As Kashmir collapses into chaos, one beleaguered onlooker croaks, "We are no longer protagonists, only agonists." That bit of dialogue says much about Salman Rushdie's new novel, a devastating if at times heavy-handed examination of a doomed love and doomed region. Rushdie embraces big themes, endless allusions, puns, folklore and anything else handy in his literary arsenal while exploring everyone and everything from Clytemnestra and the Koran to Bretton Woods and Bugatti. In other words, he's back, revived after his awful last novel, Fury, a clueless meditation on millennial New York and middle-age rage.
Rushdie's style doesn't bring to mind other contemporary novelists as much as he does a blazing rock group, say, The Who. Both give up subtlety to present a bold, noisy dexterity prone to surfeits of ambition and look-at-me vigor.
Shalimar the Clown isn't a story, but rather (as movie people say) back story. Rushdie's cinematic tale begins where all movies begin: in Los Angeles. Max Ophuls, an octogenarian and legendary American ambassador, dies in a pool of blood below his illegitimate daughter's apartment, an assassination victim at the hands of his Kashmiri driver. The rest of the novel explains how Ophuls, his daughter India and the assassin, Shalimar the Clown, converged in 1990s Los Angeles.

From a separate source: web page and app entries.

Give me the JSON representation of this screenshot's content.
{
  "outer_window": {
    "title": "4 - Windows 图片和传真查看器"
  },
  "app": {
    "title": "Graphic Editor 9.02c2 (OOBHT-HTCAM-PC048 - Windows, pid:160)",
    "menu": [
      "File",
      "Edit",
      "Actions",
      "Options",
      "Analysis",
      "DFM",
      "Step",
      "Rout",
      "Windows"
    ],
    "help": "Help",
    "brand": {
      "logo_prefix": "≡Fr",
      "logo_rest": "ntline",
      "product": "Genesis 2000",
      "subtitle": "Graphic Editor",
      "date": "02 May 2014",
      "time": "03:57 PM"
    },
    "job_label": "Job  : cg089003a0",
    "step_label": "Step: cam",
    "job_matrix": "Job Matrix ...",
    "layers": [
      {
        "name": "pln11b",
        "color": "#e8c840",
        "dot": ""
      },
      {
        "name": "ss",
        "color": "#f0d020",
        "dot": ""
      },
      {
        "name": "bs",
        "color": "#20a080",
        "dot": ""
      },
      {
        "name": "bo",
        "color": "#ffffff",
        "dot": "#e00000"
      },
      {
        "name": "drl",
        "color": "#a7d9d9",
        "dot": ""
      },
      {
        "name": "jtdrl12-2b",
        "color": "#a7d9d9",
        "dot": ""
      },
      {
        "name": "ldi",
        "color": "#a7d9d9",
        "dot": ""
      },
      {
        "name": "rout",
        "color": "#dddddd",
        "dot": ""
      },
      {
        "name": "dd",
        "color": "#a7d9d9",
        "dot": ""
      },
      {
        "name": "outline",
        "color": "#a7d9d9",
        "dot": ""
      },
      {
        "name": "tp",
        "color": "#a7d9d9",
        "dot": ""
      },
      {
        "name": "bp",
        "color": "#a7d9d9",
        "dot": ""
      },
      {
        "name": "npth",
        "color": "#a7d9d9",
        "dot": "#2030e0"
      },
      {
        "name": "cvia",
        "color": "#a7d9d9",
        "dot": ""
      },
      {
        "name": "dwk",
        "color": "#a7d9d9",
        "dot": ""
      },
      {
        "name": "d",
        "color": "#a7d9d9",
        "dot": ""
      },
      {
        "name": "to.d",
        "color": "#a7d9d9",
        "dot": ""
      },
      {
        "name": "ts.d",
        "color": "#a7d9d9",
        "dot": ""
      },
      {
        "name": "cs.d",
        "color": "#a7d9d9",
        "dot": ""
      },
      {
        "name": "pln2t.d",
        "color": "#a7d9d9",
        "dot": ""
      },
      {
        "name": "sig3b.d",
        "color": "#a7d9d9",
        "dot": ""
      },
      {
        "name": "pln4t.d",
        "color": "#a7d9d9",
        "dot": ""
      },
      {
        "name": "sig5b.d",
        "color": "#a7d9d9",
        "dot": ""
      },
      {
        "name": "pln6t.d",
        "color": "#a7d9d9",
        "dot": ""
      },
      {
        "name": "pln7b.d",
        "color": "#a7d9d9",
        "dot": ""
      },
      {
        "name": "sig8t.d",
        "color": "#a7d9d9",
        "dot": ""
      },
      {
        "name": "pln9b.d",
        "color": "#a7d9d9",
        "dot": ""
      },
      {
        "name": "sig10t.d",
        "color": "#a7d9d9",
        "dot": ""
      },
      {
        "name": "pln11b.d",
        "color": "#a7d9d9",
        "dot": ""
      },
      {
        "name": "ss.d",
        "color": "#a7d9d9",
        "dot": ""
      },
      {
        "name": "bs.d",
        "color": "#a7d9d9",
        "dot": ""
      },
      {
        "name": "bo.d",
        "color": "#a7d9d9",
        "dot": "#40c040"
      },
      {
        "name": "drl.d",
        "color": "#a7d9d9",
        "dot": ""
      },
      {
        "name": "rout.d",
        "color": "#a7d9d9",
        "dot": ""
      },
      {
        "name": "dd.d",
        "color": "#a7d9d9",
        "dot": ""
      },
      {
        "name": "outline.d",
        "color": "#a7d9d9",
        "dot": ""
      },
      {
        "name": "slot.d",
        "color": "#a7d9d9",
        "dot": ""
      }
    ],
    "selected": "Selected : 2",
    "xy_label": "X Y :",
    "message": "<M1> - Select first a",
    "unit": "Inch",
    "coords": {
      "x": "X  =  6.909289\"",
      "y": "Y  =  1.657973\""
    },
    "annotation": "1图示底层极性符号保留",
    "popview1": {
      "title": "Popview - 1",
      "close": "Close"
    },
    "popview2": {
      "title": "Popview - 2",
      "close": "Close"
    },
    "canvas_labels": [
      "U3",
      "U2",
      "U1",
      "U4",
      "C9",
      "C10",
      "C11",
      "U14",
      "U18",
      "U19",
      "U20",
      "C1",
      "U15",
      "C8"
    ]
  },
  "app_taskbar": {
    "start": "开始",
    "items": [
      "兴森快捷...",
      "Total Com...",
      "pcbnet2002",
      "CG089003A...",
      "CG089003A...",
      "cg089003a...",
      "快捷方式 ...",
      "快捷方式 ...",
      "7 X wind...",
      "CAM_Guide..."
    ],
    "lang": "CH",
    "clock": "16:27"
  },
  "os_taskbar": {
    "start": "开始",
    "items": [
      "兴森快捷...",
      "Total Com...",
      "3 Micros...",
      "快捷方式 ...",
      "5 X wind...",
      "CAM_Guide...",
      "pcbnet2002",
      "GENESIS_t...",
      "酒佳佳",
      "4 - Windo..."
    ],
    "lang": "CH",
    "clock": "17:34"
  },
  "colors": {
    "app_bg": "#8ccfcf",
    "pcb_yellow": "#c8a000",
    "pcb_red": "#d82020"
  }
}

The backstory begins in Kashmir, where the erstwhile US ambassador to India, Max Ophuls, first spies, then beds, Boonyi Kaul, the young, hip-swiveling Hindu wife of a Muslim high-wire performer known as Shalimar the Clown. Later, just as the ambassador prepares to dump the drug- and food-bloated Boonyi, she, much like India and Pakistan, goes nuclear: "I'm pregnant."
In the Kashmiri village where Shalimar waits in vain for his wife, the pandits declare Boonyi dead. Ophuls loses his ambassadorship. And his chilly wife, a woman known as the "Grey Rat," snatches Boonyi's baby girl days after birth and flees to Europe with an adopted daughter re-christened as India. All of which stokes a poisoned fury in Shalimar, sending him into the arms of nascent terrorists while vowing murderous revenge on the illicit lovers and their child.
Here Rushdie dispenses with dispassionate third-person narration and becomes more polemical. Even as he introduces the militant mullah, the mad military leader and the rest of his motley wrecking crew -- the Indian and Pakistani armies, the quickly quashed Kashmiri nationalists and the legions of alphabet-soup liberation fronts and resistance groups -- Rushdie can't keep his cool.
Crackdowns, beatings, humiliation -- all the atrocities familiar to any reader of Abu Ghraib dispatches -- gain momentum in the smaller-scale literary landscape created here. Then, as Rushdie draws his lens wider, he condemns the Islamic fundamentalists fueled by Pakistani, Afghan and CIA money and Allah knows what else, as well as the Indian army who are on hand as ostensible protectors.
It would be easy to quibble with the messiness of Shalimar the Clown and all that Rushdie attempts to squeeze into 400 pages. Much like Robin Williams, Rushdie can't help himself: a frenzied torrent of ideas, scenes and observations spill onto every page, leaving the reader either exhausted and exasperated or dizzy and delighted.